Ce vomitif HO HO HO pourrait ainsi se représenter [ʔoʔoʔo].
Quant au sens reconstruit de *klouʔṣ-, nous pourrions dire, au vu de celui, attesté, de ses dérivés, qu'il évolue entre “entendre“, “écouter” et “obéir”.
- Obéir
??
- Ouais ouais, ne jouez pas les
vierges effarouchées
, hein.

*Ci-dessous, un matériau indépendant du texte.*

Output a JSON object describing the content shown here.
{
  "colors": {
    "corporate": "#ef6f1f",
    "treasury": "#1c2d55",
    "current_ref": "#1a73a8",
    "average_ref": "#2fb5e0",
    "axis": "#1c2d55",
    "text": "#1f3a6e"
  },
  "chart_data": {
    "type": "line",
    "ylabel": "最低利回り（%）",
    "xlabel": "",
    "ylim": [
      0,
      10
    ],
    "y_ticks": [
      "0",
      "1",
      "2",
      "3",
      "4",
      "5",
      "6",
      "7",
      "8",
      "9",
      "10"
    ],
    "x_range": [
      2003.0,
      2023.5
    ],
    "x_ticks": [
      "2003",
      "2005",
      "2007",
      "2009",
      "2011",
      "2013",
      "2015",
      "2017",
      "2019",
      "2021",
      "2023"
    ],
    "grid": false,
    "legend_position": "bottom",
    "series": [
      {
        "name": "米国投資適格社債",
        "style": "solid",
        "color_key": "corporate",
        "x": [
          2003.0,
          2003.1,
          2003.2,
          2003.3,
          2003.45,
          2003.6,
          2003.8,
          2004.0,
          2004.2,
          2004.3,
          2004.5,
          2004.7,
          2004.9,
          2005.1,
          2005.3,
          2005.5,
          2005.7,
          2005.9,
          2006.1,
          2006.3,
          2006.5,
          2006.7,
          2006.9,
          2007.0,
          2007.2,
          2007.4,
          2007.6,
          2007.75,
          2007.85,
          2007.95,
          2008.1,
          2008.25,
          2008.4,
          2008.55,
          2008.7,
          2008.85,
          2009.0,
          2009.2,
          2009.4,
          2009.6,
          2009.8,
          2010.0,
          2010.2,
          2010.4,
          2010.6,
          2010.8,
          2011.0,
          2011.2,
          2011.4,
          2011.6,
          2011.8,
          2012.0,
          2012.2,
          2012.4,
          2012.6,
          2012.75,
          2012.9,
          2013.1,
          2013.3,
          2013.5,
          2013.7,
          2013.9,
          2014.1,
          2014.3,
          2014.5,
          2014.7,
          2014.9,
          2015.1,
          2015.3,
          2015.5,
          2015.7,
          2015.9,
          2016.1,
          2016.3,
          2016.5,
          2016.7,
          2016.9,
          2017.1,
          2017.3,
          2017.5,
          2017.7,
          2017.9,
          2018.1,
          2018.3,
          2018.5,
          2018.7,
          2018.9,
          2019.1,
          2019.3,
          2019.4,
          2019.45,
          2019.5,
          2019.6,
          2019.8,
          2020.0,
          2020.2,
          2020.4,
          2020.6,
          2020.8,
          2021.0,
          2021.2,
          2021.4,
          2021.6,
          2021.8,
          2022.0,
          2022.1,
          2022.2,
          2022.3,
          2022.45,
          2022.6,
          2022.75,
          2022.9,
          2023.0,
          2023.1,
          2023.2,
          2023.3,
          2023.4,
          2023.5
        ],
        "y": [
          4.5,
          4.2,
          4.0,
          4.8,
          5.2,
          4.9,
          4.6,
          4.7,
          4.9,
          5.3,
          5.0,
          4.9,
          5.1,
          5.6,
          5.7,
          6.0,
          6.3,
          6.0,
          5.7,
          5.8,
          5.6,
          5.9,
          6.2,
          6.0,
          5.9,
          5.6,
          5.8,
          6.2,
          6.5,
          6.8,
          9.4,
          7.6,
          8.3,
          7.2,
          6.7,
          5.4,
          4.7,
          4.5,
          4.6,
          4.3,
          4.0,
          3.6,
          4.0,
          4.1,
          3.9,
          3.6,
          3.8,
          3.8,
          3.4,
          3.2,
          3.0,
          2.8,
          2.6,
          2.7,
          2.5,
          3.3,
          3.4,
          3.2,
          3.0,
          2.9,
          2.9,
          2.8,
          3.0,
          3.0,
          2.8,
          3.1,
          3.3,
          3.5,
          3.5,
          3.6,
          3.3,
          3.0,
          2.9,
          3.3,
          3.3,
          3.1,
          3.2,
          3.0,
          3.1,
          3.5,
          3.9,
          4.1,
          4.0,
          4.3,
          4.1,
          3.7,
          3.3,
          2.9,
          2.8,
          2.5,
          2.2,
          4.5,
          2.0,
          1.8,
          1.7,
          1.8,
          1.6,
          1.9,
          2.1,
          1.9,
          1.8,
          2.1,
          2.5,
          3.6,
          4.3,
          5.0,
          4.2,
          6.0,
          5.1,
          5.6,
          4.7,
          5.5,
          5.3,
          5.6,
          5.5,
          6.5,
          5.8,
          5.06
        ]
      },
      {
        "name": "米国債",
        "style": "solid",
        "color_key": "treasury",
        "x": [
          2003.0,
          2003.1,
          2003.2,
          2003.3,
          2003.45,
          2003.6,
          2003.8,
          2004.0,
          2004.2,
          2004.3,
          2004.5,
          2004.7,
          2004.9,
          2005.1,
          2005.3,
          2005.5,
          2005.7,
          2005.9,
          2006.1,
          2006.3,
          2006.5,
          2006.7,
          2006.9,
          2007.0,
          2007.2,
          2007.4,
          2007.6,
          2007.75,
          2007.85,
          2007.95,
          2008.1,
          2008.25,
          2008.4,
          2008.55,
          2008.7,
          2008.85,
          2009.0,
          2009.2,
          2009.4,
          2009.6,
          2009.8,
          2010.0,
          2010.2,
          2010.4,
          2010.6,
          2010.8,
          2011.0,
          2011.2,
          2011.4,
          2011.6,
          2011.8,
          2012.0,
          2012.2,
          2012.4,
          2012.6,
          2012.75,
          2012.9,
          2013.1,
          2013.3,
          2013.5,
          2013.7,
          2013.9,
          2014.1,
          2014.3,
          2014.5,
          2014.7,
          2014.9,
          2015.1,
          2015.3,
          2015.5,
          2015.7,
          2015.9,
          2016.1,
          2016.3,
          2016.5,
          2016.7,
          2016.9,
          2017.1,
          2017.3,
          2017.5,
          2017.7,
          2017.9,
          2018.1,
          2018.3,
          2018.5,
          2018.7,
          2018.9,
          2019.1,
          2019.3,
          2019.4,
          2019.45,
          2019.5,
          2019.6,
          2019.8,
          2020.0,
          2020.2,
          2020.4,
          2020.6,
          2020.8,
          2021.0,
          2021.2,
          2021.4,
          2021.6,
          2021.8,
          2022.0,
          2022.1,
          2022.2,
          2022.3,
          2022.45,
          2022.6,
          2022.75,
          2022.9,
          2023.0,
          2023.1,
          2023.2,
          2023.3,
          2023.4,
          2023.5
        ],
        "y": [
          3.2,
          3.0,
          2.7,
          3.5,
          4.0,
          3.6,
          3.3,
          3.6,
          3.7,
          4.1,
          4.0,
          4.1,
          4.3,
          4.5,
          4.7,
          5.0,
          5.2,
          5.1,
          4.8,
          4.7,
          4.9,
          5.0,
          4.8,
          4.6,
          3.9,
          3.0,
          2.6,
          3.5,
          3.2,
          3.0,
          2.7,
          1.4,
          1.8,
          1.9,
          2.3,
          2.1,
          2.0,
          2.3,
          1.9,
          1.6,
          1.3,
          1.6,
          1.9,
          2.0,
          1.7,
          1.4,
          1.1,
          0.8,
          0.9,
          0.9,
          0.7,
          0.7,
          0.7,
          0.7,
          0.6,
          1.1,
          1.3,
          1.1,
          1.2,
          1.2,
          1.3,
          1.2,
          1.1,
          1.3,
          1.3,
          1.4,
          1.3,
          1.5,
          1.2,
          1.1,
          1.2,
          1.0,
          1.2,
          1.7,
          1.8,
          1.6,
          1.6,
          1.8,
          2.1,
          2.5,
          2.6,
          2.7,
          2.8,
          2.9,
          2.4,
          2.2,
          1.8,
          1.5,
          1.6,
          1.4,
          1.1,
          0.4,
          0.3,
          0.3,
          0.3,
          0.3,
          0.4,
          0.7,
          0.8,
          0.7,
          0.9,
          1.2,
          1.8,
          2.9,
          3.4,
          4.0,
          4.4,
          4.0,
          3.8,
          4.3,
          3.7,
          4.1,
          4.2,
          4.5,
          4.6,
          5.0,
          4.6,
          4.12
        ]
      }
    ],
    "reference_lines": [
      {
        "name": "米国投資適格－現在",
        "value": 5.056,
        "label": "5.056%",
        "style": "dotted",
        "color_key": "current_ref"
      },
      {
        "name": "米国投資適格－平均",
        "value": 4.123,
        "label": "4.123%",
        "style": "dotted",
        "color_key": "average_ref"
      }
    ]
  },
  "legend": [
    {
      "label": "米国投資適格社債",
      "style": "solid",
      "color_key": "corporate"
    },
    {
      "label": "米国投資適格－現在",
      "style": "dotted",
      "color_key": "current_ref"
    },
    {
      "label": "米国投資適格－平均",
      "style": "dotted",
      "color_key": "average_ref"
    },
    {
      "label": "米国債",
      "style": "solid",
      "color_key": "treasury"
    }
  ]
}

Pas avec moi.
Nous avons DÉJÀ rencontré cette évolution de sens d'“entendre” vers “obéir”, en grec ancien, avec le verbe κλύω, klúō, “entendre ; comprendre ; obéir” (par l'idée d'écouter).
Comm' d'hab'
- ben ouais, je sais, un jour ou l'autre on finit par se blaser -,
notre étymon proto-balto-slave (parfaitement non attesté, entièrement reconstruit, hein) donnera une descendance balte, à côté d'une descendance slave.
Je ne veux surtout pas f. la m. ; et vraiment, loin de moi l'idée de vous prendre de haut, mais bon, c'est quand même un peu le principe d'un étymon qui est tant balte que slave.
*racine indo-européenne
⇓
*étymons balto-slaves
⇓ ⇓
*étymons baltes *étymons slaves
⇓ ⇓
dérivés baltes dérivés slaves
Bon, on y va ?
Dans la sous-branche des langues baltes, le balto-slave *klouʔṣ- a donné,
via l'étymon (reconstruit) balte *klausyti-...
- le lituanien klausýti, “écouter, obéir”,
- le letton (mais ayons le courage de nous regarder en face : l'est-on vraiment ??) klàusît, toujours “écouter, obéir”,
mais aussi
- le vieux prussien klausiton, “entendre”.
Car oui ! - on l'oublie/ignore souvent - le prussien est une langue balte, et non germanique.
Le vieux prussien, la plus archaïque des langues de la sous-branche, disparut hélas au début du XVIIIème, à la suite de l'assimilation des Prussiens par les Allemands, certes, mais en partie aussi par les Lituaniens et les Polonais.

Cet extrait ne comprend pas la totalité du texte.